Imagine that the FBI — in part, during that president’s time in office — compiled material for a report concluding that:
“Throughout the  election, Russia’s online influence actors sought to amplify mistrust in the electoral process by denigrating mail-in ballots, highlighting alleged irregularities, and accusing the Democratic Party of voter fraud.”
So, if you were in the FBI and knew all that, how do you imagine you would react? Would you want to dig deeper, to determine if an agent of a hostile foreign power was trying to co-opt or even destroy America from within, a la The Manchurian Candidate?
On May 15 we learned that Trump ally John Durham, a former federal prosecutor who should know better, cannot imagine any of this.
He issued a 306-page report on his well-paid four-year investigation in a futile effort to salvage his reputation (or burnish it with Trump) claiming that the FBI really had “no basis” to investigate the possibility that the 2016 Trump campaign might have been infiltrated or corrupted by Russian intelligence.

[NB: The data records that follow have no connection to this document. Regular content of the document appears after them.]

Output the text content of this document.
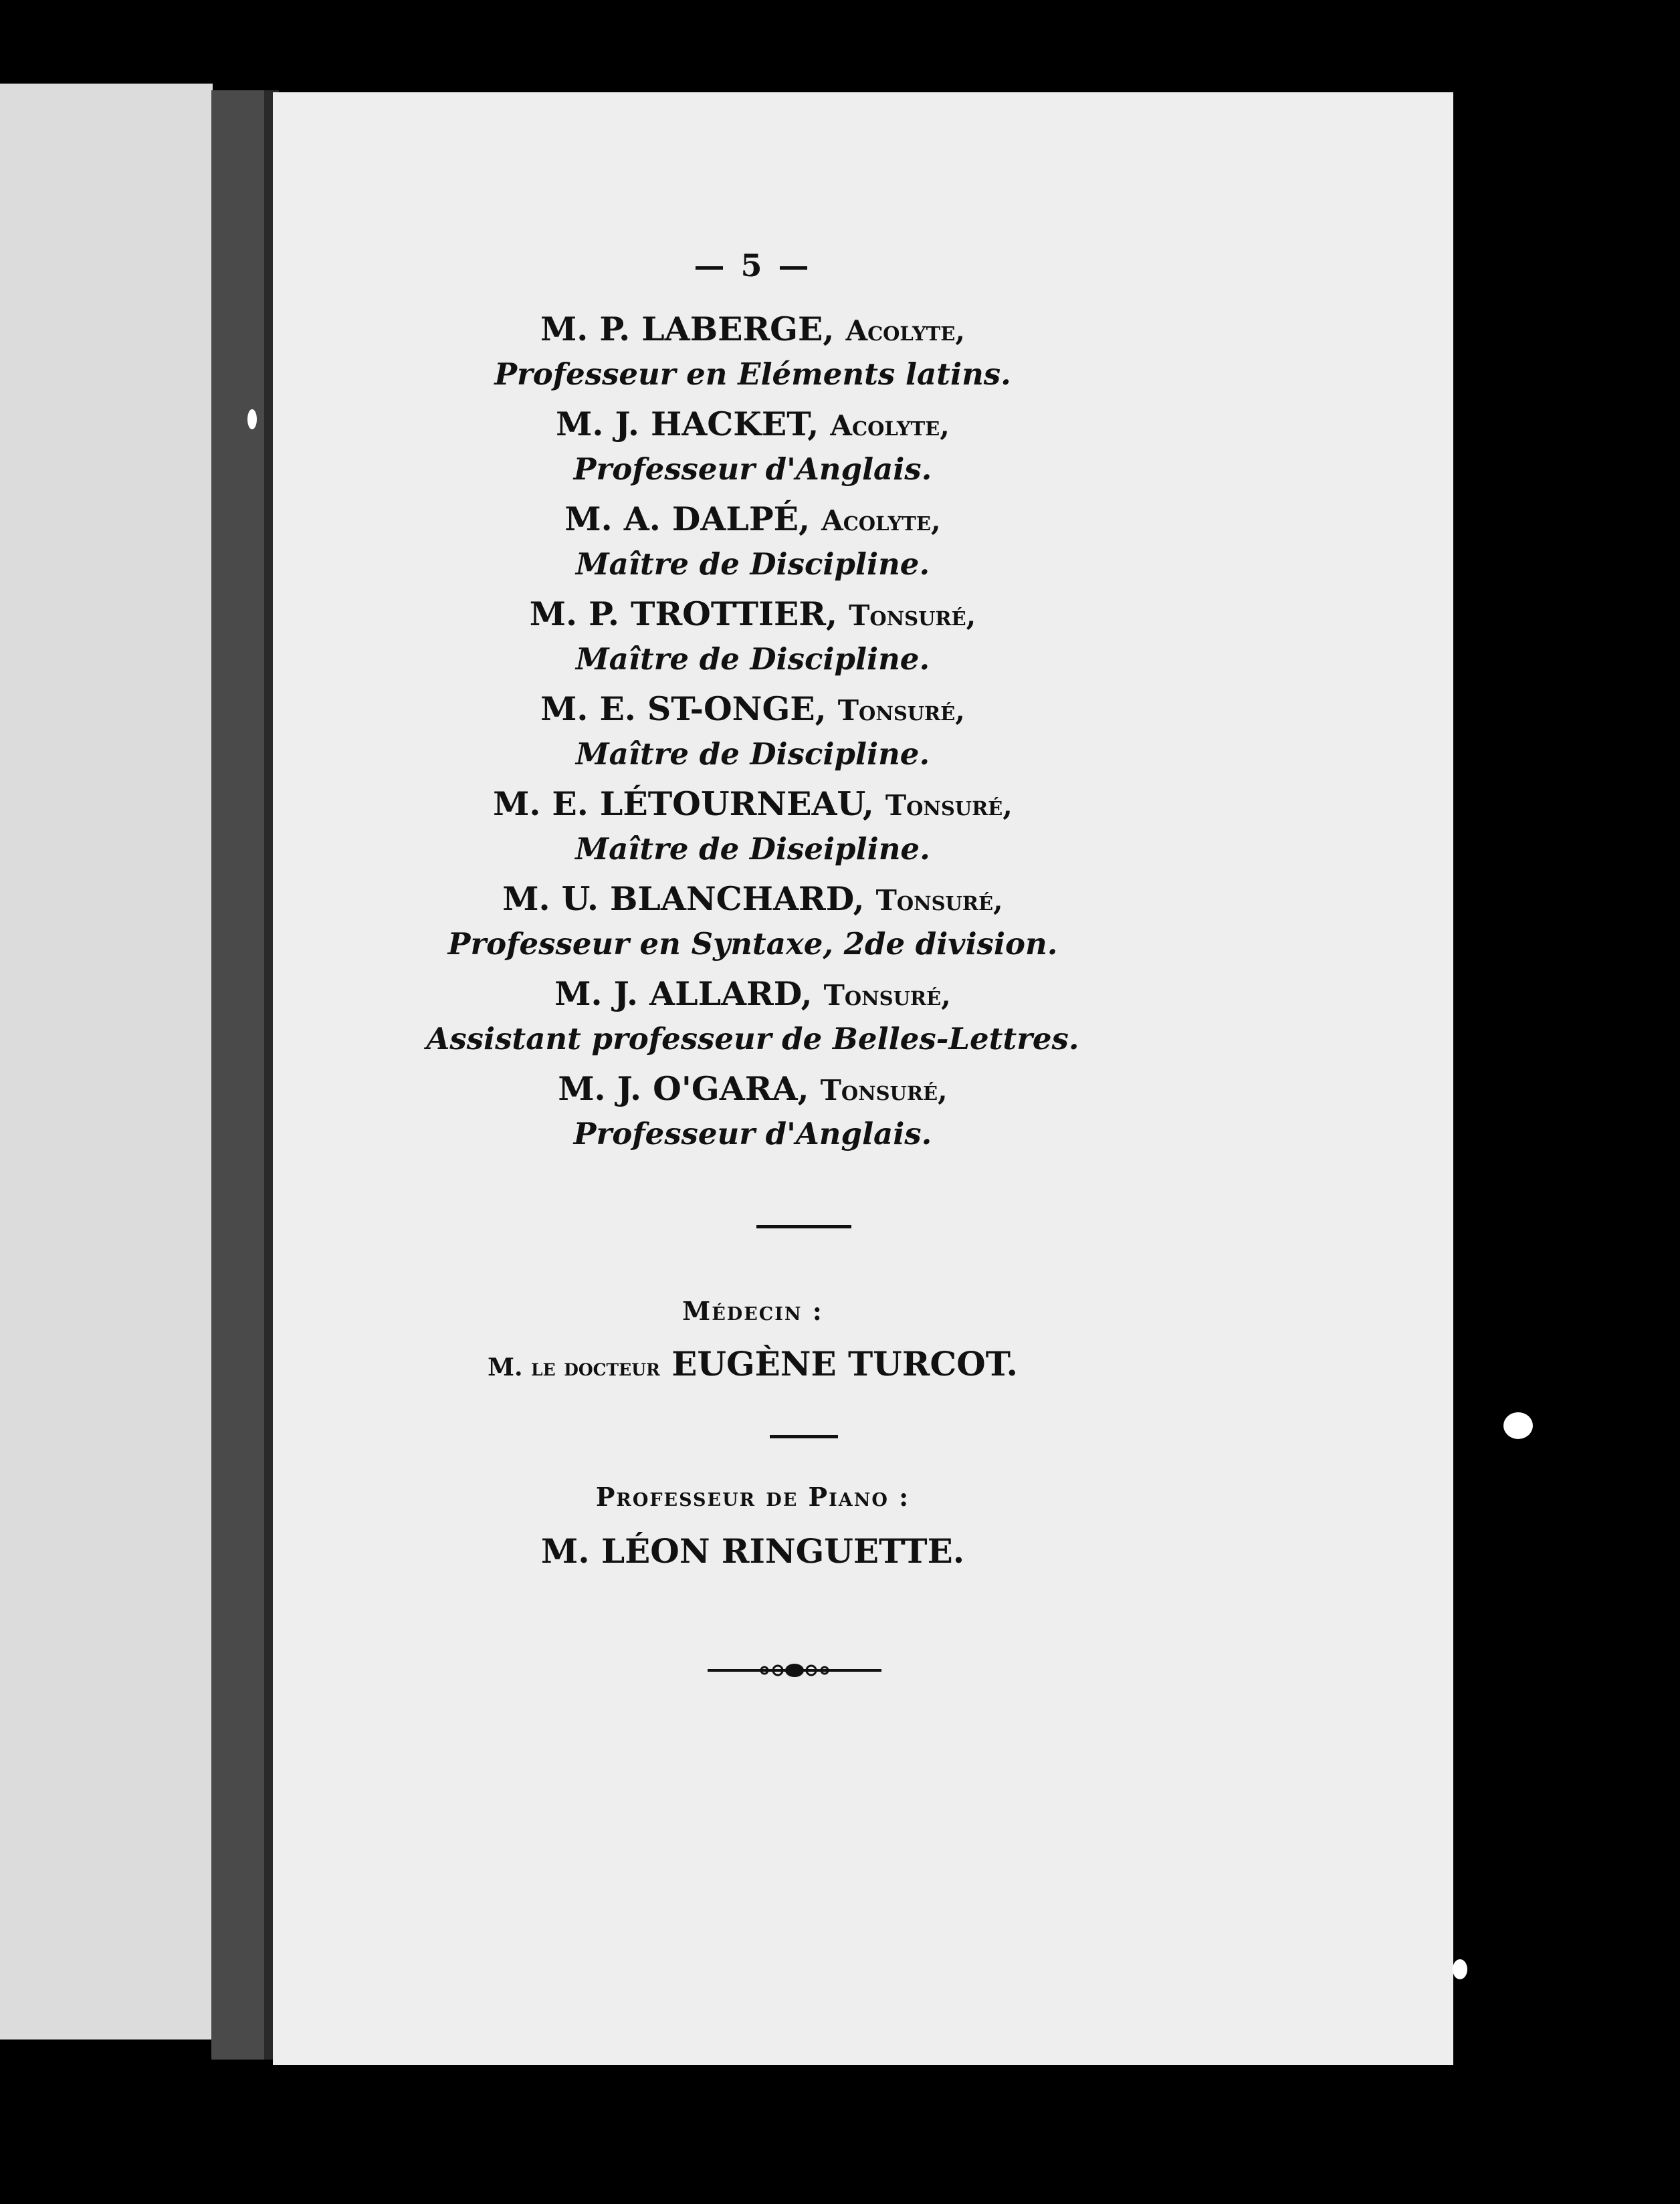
— 5 —
M. P. LABERGE, Acolyte,
Professeur en Eléments latins.
M. J. HACKET, Acolyte,
Professeur d'Anglais.
M. A. DALPÉ, Acolyte,
Maître de Discipline.
M. P. TROTTIER, Tonsuré,
Maître de Discipline.
M. E. ST-ONGE, Tonsuré,
Maître de Discipline.
M. E. LÉTOURNEAU, Tonsuré,
Maître de Diseipline.
M. U. BLANCHARD, Tonsuré,
Professeur en Syntaxe, 2de division.
M. J. ALLARD, Tonsuré,
Assistant professeur de Belles-Lettres.
M. J. O'GARA, Tonsuré,
Professeur d'Anglais.
Médecin :
M. le docteur EUGÈNE TURCOT.
Professeur de Piano :
M. LÉON RINGUETTE.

Durham wrote there was “a complete lack of information from the Intelligence Community that corroborated the hypothesis upon which the  Crossfire Hurricane investigation [of Trump’s connections to Russia and Putin] was predicated.” (I have to admit, I almost spit out my coffee when reading that line.)
During the course of his $6.6 million “investigation,” Durham pressed charges against two people, costing each a fortune in legal fees and damaging their reputations, and in both cases the individuals were exonerated by a jury of their peers.
Durham later claimed he was “misunderstood” by the media, and that he brought the charges not because he thought he could easily win the cases but because he was interested in defining “the narrative,” apparently in a way that would be favorable to Trump:
“[D]efense counsel has presumed the Government’s [Durham’s] bad faith and asserts that the Special Counsel’s [Durham’s] Office intentionally sought to politicize this case, inflame media coverage, and taint the jury pool,” Durham wrote last year. “That is simply not true. If third parties or members of the media have overstated, understated, or otherwise misinterpreted facts contained in the Government’s Motion, that does not in any way undermine the valid reasons for the Government’s inclusion of this information.”
When Bill Barr and John Durham took multiple taxpayer-funded luxury trips to Italy to interrogate that country’s government about possible FBI wrongdoing in the Hurricane Crossfire investigation of Trump and Russia, they instead discovered evidence of specific “financial crimes” committed by Trump himself that were so serious they aborted the trip and Barr authorized himself to dig deeper.
The details of those Trump crimes are not mentioned in the Durham report, and there is no explanation for their absence. Barr’s “digging” was, perhaps, simply another cover-up like he did with Iran-Contra back in the day.
Apparently Durham’s imagination couldn’t extend to the possibility that Trump has been a Russian asset for at least 30 years and continues to be one to this day. After all, there’s obviously no connection between him and Russia, right?